With Cast AI, Frayman and crew sought to build a tool that could automatically adjust cloud usage up and down while optimizing for cost and providing insights into how cloud resources — specifically Kubernetes clusters — were being actively provisioned.
Kubernetes, an open system for automating software deployment and management within environments called “containers,” is organized into clusters — collections of software-running machines. Cast connects to public clouds including AWS, Google Cloud Platform and Azure and uses models to analyze and autonomously tune these clusters across servers.
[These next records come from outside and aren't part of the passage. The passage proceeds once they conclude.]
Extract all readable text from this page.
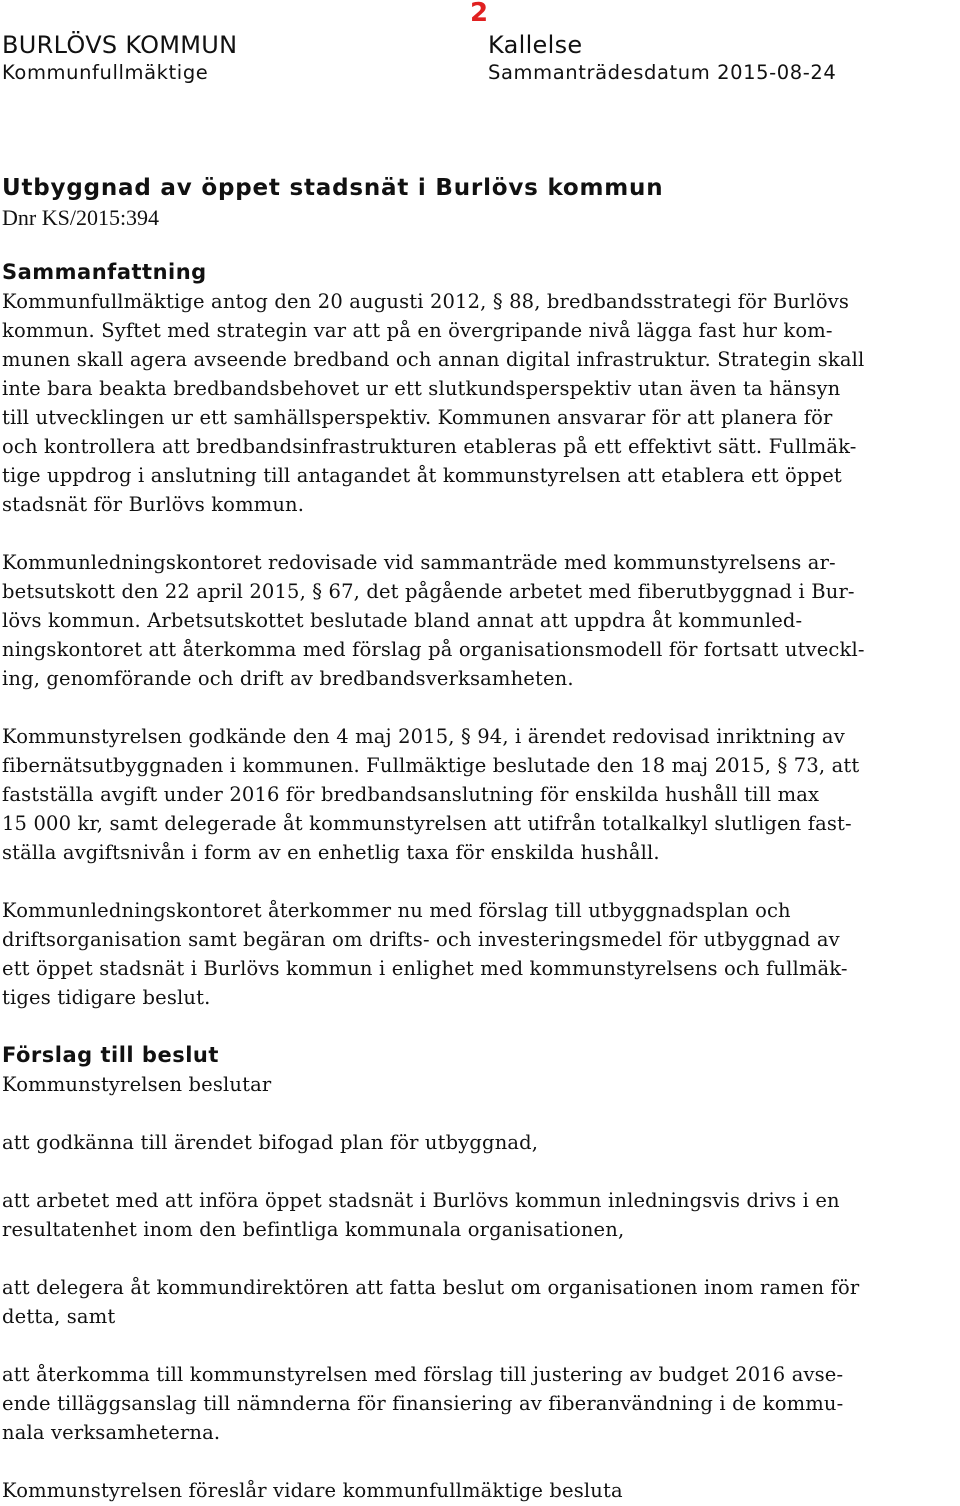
2
BURLÖVS KOMMUN
Kommunfullmäktige
Kallelse
Sammanträdesdatum 2015-08-24
Utbyggnad av öppet stadsnät i Burlövs kommun
Dnr KS/2015:394
Sammanfattning
Kommunfullmäktige antog den 20 augusti 2012, § 88, bredbandsstrategi för Burlövs
kommun. Syftet med strategin var att på en övergripande nivå lägga fast hur kom-
munen skall agera avseende bredband och annan digital infrastruktur. Strategin skall
inte bara beakta bredbandsbehovet ur ett slutkundsperspektiv utan även ta hänsyn
till utvecklingen ur ett samhällsperspektiv. Kommunen ansvarar för att planera för
och kontrollera att bredbandsinfrastrukturen etableras på ett effektivt sätt. Fullmäk-
tige uppdrog i anslutning till antagandet åt kommunstyrelsen att etablera ett öppet
stadsnät för Burlövs kommun.
Kommunledningskontoret redovisade vid sammanträde med kommunstyrelsens ar-
betsutskott den 22 april 2015, § 67, det pågående arbetet med fiberutbyggnad i Bur-
lövs kommun. Arbetsutskottet beslutade bland annat att uppdra åt kommunled-
ningskontoret att återkomma med förslag på organisationsmodell för fortsatt utveckl-
ing, genomförande och drift av bredbandsverksamheten.
Kommunstyrelsen godkände den 4 maj 2015, § 94, i ärendet redovisad inriktning av
fibernätsutbyggnaden i kommunen. Fullmäktige beslutade den 18 maj 2015, § 73, att
fastställa avgift under 2016 för bredbandsanslutning för enskilda hushåll till max
15 000 kr, samt delegerade åt kommunstyrelsen att utifrån totalkalkyl slutligen fast-
ställa avgiftsnivån i form av en enhetlig taxa för enskilda hushåll.
Kommunledningskontoret återkommer nu med förslag till utbyggnadsplan och
driftsorganisation samt begäran om drifts- och investeringsmedel för utbyggnad av
ett öppet stadsnät i Burlövs kommun i enlighet med kommunstyrelsens och fullmäk-
tiges tidigare beslut.
Förslag till beslut
Kommunstyrelsen beslutar
att godkänna till ärendet bifogad plan för utbyggnad,
att arbetet med att införa öppet stadsnät i Burlövs kommun inledningsvis drivs i en
resultatenhet inom den befintliga kommunala organisationen,
att delegera åt kommundirektören att fatta beslut om organisationen inom ramen för
detta, samt
att återkomma till kommunstyrelsen med förslag till justering av budget 2016 avse-
ende tilläggsanslag till nämnderna för finansiering av fiberanvändning i de kommu-
nala verksamheterna.
Kommunstyrelsen föreslår vidare kommunfullmäktige besluta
“We train our models on millions of utilization data points collected every 15 seconds, encompassing anonymized CPU and memory utilization in all global regions and across all cloud providers,” Frayman explained. “We’re able to predict lower future compute prices to impact future batch workload scheduling — kind of like searching for a cheaper flight on Kayak and booking a future date that’s cheaper. We also have customer-specific models around workload seasonality, which allows the Cast AI platform to be proactive, rather than purely reactive to current workload requirements.”
Cast AI competes with FinOps startups including Exostellar, which in September netted $15 million for its suite of tools designed to optimize “enterprise-level” cloud spend. CloudZero, ProsperOps, Finout, Vantage, Ternary and Zesty are just a few of the other companies competing for a slice of the budding FinOps segment, which is projected to be worth $2.75 billion by 2023.
But Frayman makes the case that demand for FinOps solutions is exceeding supply — to the benefit of Cast AI. And he might be right. According to a 2023 Wakefield Research report, nearly three out of 10 of developers, engineers and executives are prioritizing FinOps investments this year. Seventy-four percent of the respondents said they now consider FinOps to be as important as other established IT disciplines, such as DevOps and SecOps.
“As enterprises become increasingly cloud native, our impact becomes more relevant to the C-Suite,” Frayman said. “Customers look to solutions from companies like Cast AI because they need an unbiased source of truth to help them navigate the FinOps problem. We don’t care if Google, Amazon or Microsoft make more money — we ultimately are responsible for customer savings, and that’s what we deliver.”